The budget bill passed by the Senate Nov. 4 includes a provision that would require healthcare providers paid by Medicaid to train and educate staff about the federal False Claims Act.
If the provision remains in the final budget bill passed by Congress--the House's budget bill contains no such provision--hospitals essentially would be required to train a new generation of potential whistle-blowers under their own roofs and at their own cost. The education requirement would apply only to providers receiving at least $1 million in annual Medicaid reimbursement, said lobbyist John McMickle, a partner in the Washington office of Winston & Strawn.
The proposed bill, the Deficit Reduction Omnibus Reconciliation Act of 2005, also would encourage states to implement their own false claims acts by increasing their share of false claims recoveries. Fifteen states, the District of Columbia, New York City and Chicago have false claims acts.
Sen. Chuck Grassley (R-Iowa), who helped revise the Civil War-era law in 1986, called the False Claims Act "the single most important tool U.S. taxpayers have to recover the billions of dollars stolen through fraud every year" in a letter sent to President Bush. The False Claims Act has recovered nearly $16 billion since 1986, with more than $1.5 billion in fiscal 2005.
"We think nothing will suppress fraud more than deputizing healthcare workers in the effort to fight fraud," said Patrick Burns, a spokesman with the whistle-blower support group Taxpayers Against Fraud. "And that's essentially what the False Claims Act does."
Healthcare consultant Andy Schneider, a principal in Medicaid Policy, said the effective date for complying with the training mandates would be Jan. 1, 2007, and would require hospitals, HMOs and other eligible Medicaid participants to establish policies and procedures for all employees, managers, contractors and agents.
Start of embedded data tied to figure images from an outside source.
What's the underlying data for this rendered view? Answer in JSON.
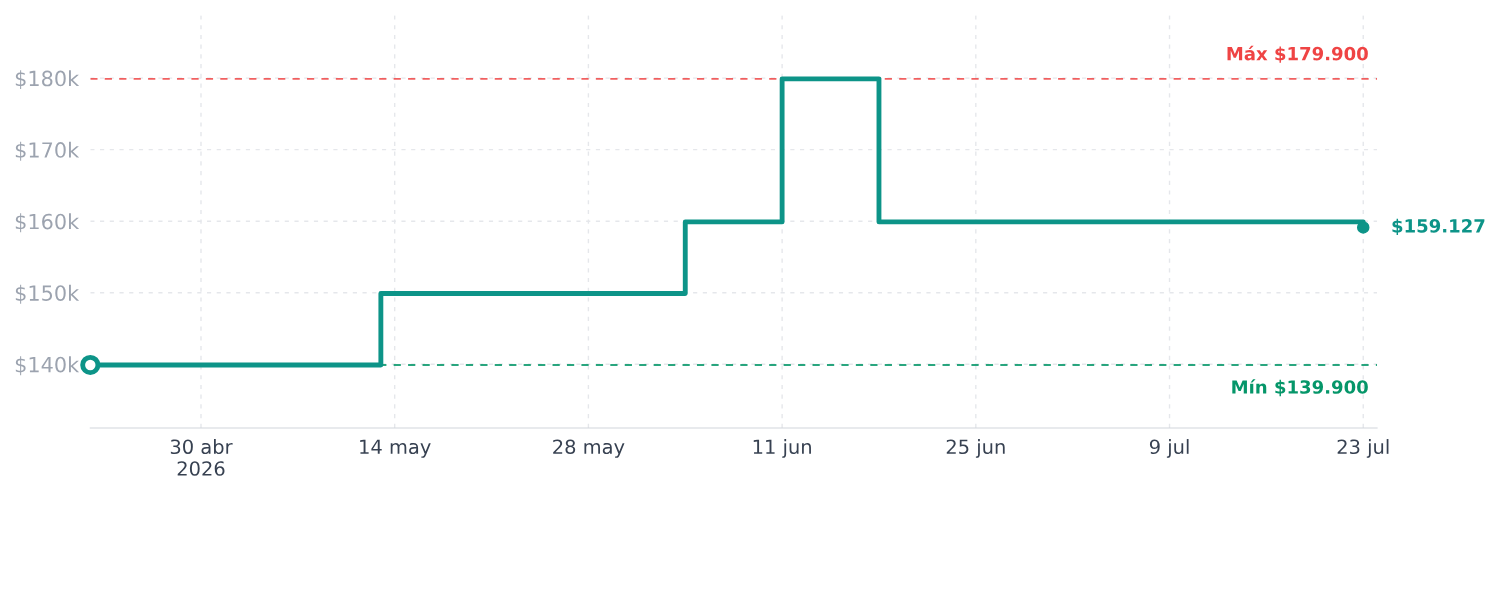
{
  "chart_data": {
    "type": "step",
    "x": [
      "2026-04-22",
      "2026-05-13",
      "2026-06-04",
      "2026-06-11",
      "2026-06-18",
      "2026-07-23"
    ],
    "series": [
      {
        "color": "#0d9488",
        "values": [
          139900,
          149900,
          159900,
          179900,
          159900,
          159127
        ]
      }
    ],
    "xlim": [
      "2026-04-22",
      "2026-07-24"
    ],
    "xticks": [
      {
        "value": "2026-04-30",
        "label": "30 abr\n2026"
      },
      {
        "value": "2026-05-14",
        "label": "14 may"
      },
      {
        "value": "2026-05-28",
        "label": "28 may"
      },
      {
        "value": "2026-06-11",
        "label": "11 jun"
      },
      {
        "value": "2026-06-25",
        "label": "25 jun"
      },
      {
        "value": "2026-07-09",
        "label": "9 jul"
      },
      {
        "value": "2026-07-23",
        "label": "23 jul"
      }
    ],
    "ylim": [
      131100,
      188800
    ],
    "yticks": [
      {
        "value": 140000,
        "label": "$140k"
      },
      {
        "value": 150000,
        "label": "$150k"
      },
      {
        "value": 160000,
        "label": "$160k"
      },
      {
        "value": 170000,
        "label": "$170k"
      },
      {
        "value": 180000,
        "label": "$180k"
      }
    ],
    "ref_lines": [
      {
        "axis": "y",
        "value": 179900,
        "label": "Máx $179.900",
        "color": "#ef4444",
        "line_style": "dashed"
      },
      {
        "axis": "y",
        "value": 139900,
        "label": "Mín $139.900",
        "color": "#059669",
        "line_style": "dashed"
      }
    ],
    "annotations": [
      {
        "text": "$159.127",
        "x": "2026-07-23",
        "y": 159127
      }
    ],
    "grid": true,
    "line_style": "solid"
  }
}
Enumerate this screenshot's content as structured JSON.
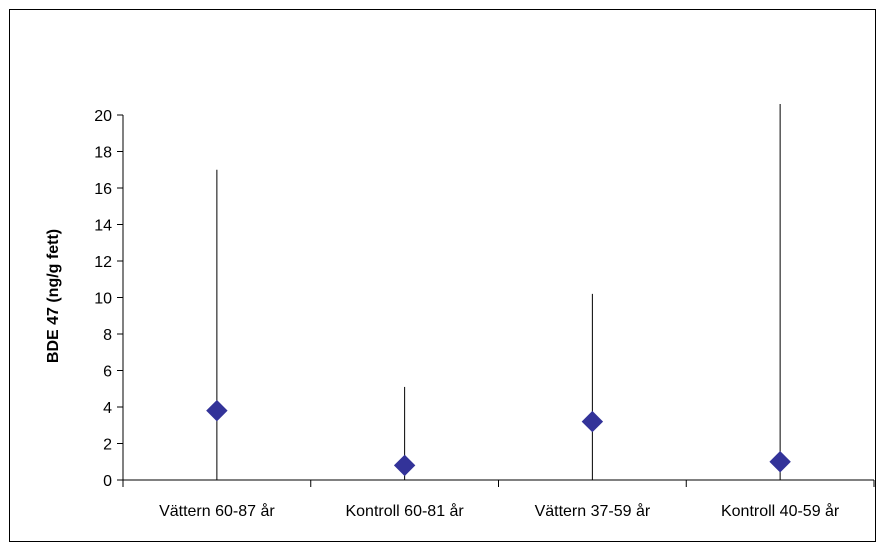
{
  "chart_data": {
    "type": "scatter",
    "title": "",
    "xlabel": "",
    "ylabel": "BDE 47 (ng/g fett)",
    "categories": [
      "Vättern 60-87 år",
      "Kontroll 60-81 år",
      "Vättern 37-59 år",
      "Kontroll 40-59 år"
    ],
    "values": [
      3.8,
      0.8,
      3.2,
      1.0
    ],
    "ranges": [
      [
        0,
        17.0
      ],
      [
        0,
        5.1
      ],
      [
        0,
        10.2
      ],
      [
        0,
        20.6
      ]
    ],
    "ylim": [
      0,
      20
    ],
    "yticks": [
      0,
      2,
      4,
      6,
      8,
      10,
      12,
      14,
      16,
      18,
      20
    ],
    "grid": false,
    "legend": "none",
    "marker": "diamond",
    "colors": {
      "marker": "#333399",
      "line": "#000000"
    }
  }
}
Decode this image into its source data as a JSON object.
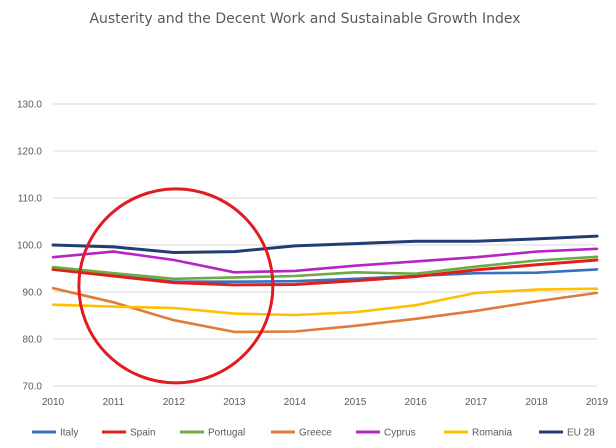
{
  "chart_data": {
    "type": "line",
    "title": "Austerity and the Decent Work and Sustainable Growth Index",
    "xlabel": "",
    "ylabel": "",
    "x": [
      "2010",
      "2011",
      "2012",
      "2013",
      "2014",
      "2015",
      "2016",
      "2017",
      "2018",
      "2019"
    ],
    "yticks": [
      "70.0",
      "80.0",
      "90.0",
      "100.0",
      "110.0",
      "120.0",
      "130.0"
    ],
    "ylim": [
      70,
      130
    ],
    "grid": true,
    "legend_position": "bottom",
    "series": [
      {
        "name": "Italy",
        "color": "#3a6fbd",
        "values": [
          94.8,
          93.5,
          92.2,
          92.2,
          92.3,
          92.8,
          93.4,
          94.0,
          94.1,
          94.8
        ]
      },
      {
        "name": "Spain",
        "color": "#e0201b",
        "values": [
          94.8,
          93.4,
          92.0,
          91.5,
          91.6,
          92.4,
          93.3,
          94.7,
          95.8,
          96.8
        ]
      },
      {
        "name": "Portugal",
        "color": "#6cab44",
        "values": [
          95.3,
          94.0,
          92.8,
          93.1,
          93.4,
          94.2,
          93.9,
          95.4,
          96.7,
          97.5
        ]
      },
      {
        "name": "Greece",
        "color": "#e07b39",
        "values": [
          90.8,
          87.8,
          84.0,
          81.5,
          81.6,
          82.8,
          84.3,
          86.0,
          88.0,
          89.8
        ]
      },
      {
        "name": "Cyprus",
        "color": "#b624c4",
        "values": [
          97.4,
          98.6,
          96.8,
          94.2,
          94.5,
          95.6,
          96.5,
          97.4,
          98.6,
          99.2
        ]
      },
      {
        "name": "Romania",
        "color": "#ffc000",
        "values": [
          87.3,
          86.9,
          86.6,
          85.4,
          85.1,
          85.7,
          87.2,
          89.8,
          90.5,
          90.7
        ]
      },
      {
        "name": "EU 28",
        "color": "#213d73",
        "values": [
          100.0,
          99.6,
          98.4,
          98.6,
          99.8,
          100.3,
          100.8,
          100.8,
          101.3,
          101.9
        ]
      }
    ],
    "annotation": {
      "shape": "circle",
      "color": "#e11b22",
      "center_x": "2012",
      "center_y": 91.3
    }
  }
}
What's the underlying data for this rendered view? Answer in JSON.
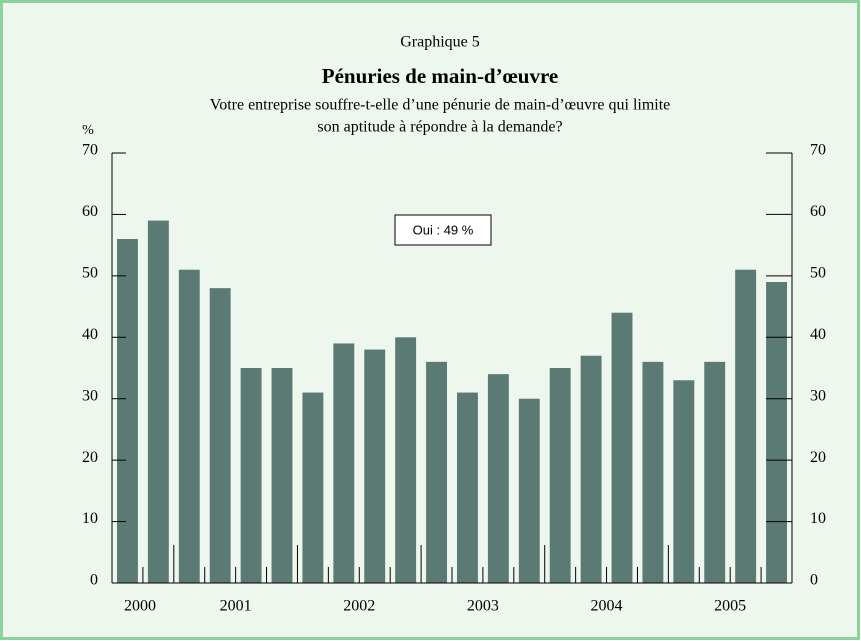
{
  "chart_data": {
    "type": "bar",
    "supertitle": "Graphique 5",
    "title": "Pénuries de main-d’œuvre",
    "subtitle": [
      "Votre entreprise souffre-t-elle d’une pénurie de main-d’œuvre qui limite",
      "son aptitude à répondre à la demande?"
    ],
    "y_label": "%",
    "annotation": "Oui : 49 %",
    "categories": [
      "2000",
      null,
      null,
      null,
      "2001",
      null,
      null,
      null,
      "2002",
      null,
      null,
      null,
      "2003",
      null,
      null,
      null,
      "2004",
      null,
      null,
      null,
      "2005",
      null
    ],
    "values": [
      56,
      59,
      51,
      48,
      35,
      35,
      31,
      39,
      38,
      40,
      36,
      31,
      34,
      30,
      35,
      37,
      44,
      36,
      33,
      36,
      51,
      49
    ],
    "color": "#5b7a74",
    "ylim": [
      0,
      70
    ],
    "yticks": [
      0,
      10,
      20,
      30,
      40,
      50,
      60,
      70
    ],
    "right_axis": true
  }
}
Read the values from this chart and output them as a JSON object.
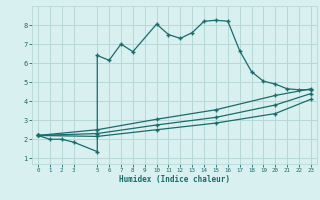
{
  "xlabel": "Humidex (Indice chaleur)",
  "bg_color": "#d8f0f0",
  "line_color": "#1a6b6b",
  "grid_color": "#b8d8d8",
  "xlim": [
    -0.5,
    23.5
  ],
  "ylim": [
    0.7,
    9.0
  ],
  "xticks": [
    0,
    1,
    2,
    3,
    5,
    6,
    7,
    8,
    9,
    10,
    11,
    12,
    13,
    14,
    15,
    16,
    17,
    18,
    19,
    20,
    21,
    22,
    23
  ],
  "yticks": [
    1,
    2,
    3,
    4,
    5,
    6,
    7,
    8
  ],
  "line1_x": [
    0,
    1,
    2,
    3,
    5,
    5,
    6,
    7,
    8,
    10,
    11,
    12,
    13,
    14,
    15,
    16,
    17,
    18,
    19,
    20,
    21,
    22,
    23
  ],
  "line1_y": [
    2.2,
    2.0,
    2.0,
    1.85,
    1.35,
    6.4,
    6.15,
    7.0,
    6.6,
    8.05,
    7.5,
    7.3,
    7.6,
    8.2,
    8.25,
    8.2,
    6.65,
    5.55,
    5.05,
    4.9,
    4.65,
    4.6,
    4.6
  ],
  "line2_x": [
    0,
    5,
    10,
    15,
    20,
    23
  ],
  "line2_y": [
    2.2,
    2.5,
    3.05,
    3.55,
    4.3,
    4.65
  ],
  "line3_x": [
    0,
    5,
    10,
    15,
    20,
    23
  ],
  "line3_y": [
    2.2,
    2.3,
    2.75,
    3.15,
    3.8,
    4.4
  ],
  "line4_x": [
    0,
    5,
    10,
    15,
    20,
    23
  ],
  "line4_y": [
    2.2,
    2.15,
    2.5,
    2.85,
    3.35,
    4.1
  ]
}
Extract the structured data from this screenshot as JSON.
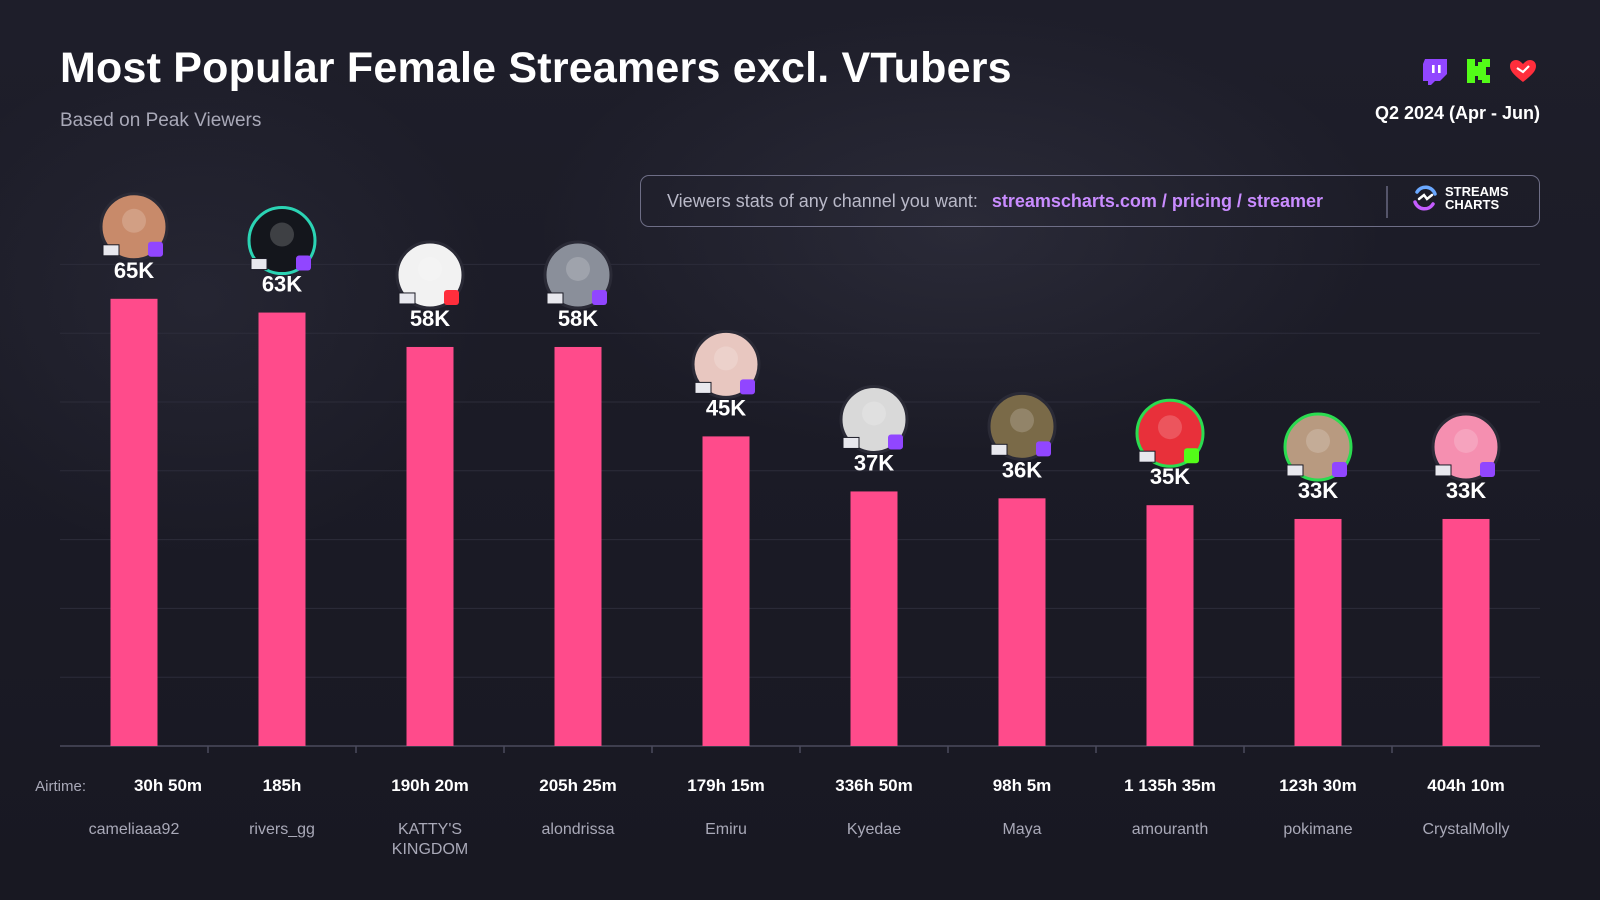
{
  "header": {
    "title": "Most Popular Female Streamers excl. VTubers",
    "subtitle": "Based on Peak Viewers",
    "period": "Q2 2024 (Apr - Jun)",
    "platform_icons": [
      "twitch-icon",
      "kick-icon",
      "youtube-icon"
    ]
  },
  "promo": {
    "text": "Viewers stats of any channel you want:",
    "link": "streamscharts.com / pricing / streamer",
    "brand": "STREAMS CHARTS"
  },
  "colors": {
    "bar": "#ff4b8b",
    "twitch": "#9146ff",
    "kick": "#53fc18",
    "youtube": "#ff2e3c"
  },
  "chart_data": {
    "type": "bar",
    "title": "Most Popular Female Streamers excl. VTubers",
    "subtitle": "Based on Peak Viewers",
    "ylim": [
      0,
      75
    ],
    "grid": true,
    "airtime_label": "Airtime:",
    "categories": [
      "cameliaaa92",
      "rivers_gg",
      "KATTY'S KINGDOM",
      "alondrissa",
      "Emiru",
      "Kyedae",
      "Maya",
      "amouranth",
      "pokimane",
      "CrystalMolly"
    ],
    "values": [
      65,
      63,
      58,
      58,
      45,
      37,
      36,
      35,
      33,
      33
    ],
    "value_labels": [
      "65K",
      "63K",
      "58K",
      "58K",
      "45K",
      "37K",
      "36K",
      "35K",
      "33K",
      "33K"
    ],
    "airtime": [
      "30h 50m",
      "185h",
      "190h 20m",
      "205h 25m",
      "179h 15m",
      "336h 50m",
      "98h 5m",
      "1 135h 35m",
      "123h 30m",
      "404h 10m"
    ],
    "platforms": [
      "twitch",
      "twitch",
      "youtube",
      "twitch",
      "twitch",
      "twitch",
      "twitch",
      "kick",
      "twitch",
      "twitch"
    ]
  }
}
The information must be included in employee handbooks and taught to new employees upon hiring.
"If hospitals already include this information in their compliance programs, then it won't have much effect," Schneider said. "But if they don't, then it's going to change a lot of compliance programs. And training agents and contractors may be new ground for a lot of them."
John Boese, a healthcare defense lawyer with Fried Frank Harris Shriver & Jacobson who authored a book on the False Claims Act, called the breadth of the proposed training requirements "extraordinary" and the cost significant.
Thomas Nickels, vice president of federal relations at the American Hospital Association, said most hospitals currently have compliance programs that include employee education and offer whistle-blower protections. "But to mandate this under federal law could be burdensome, costly and duplicative for us," Nickels said.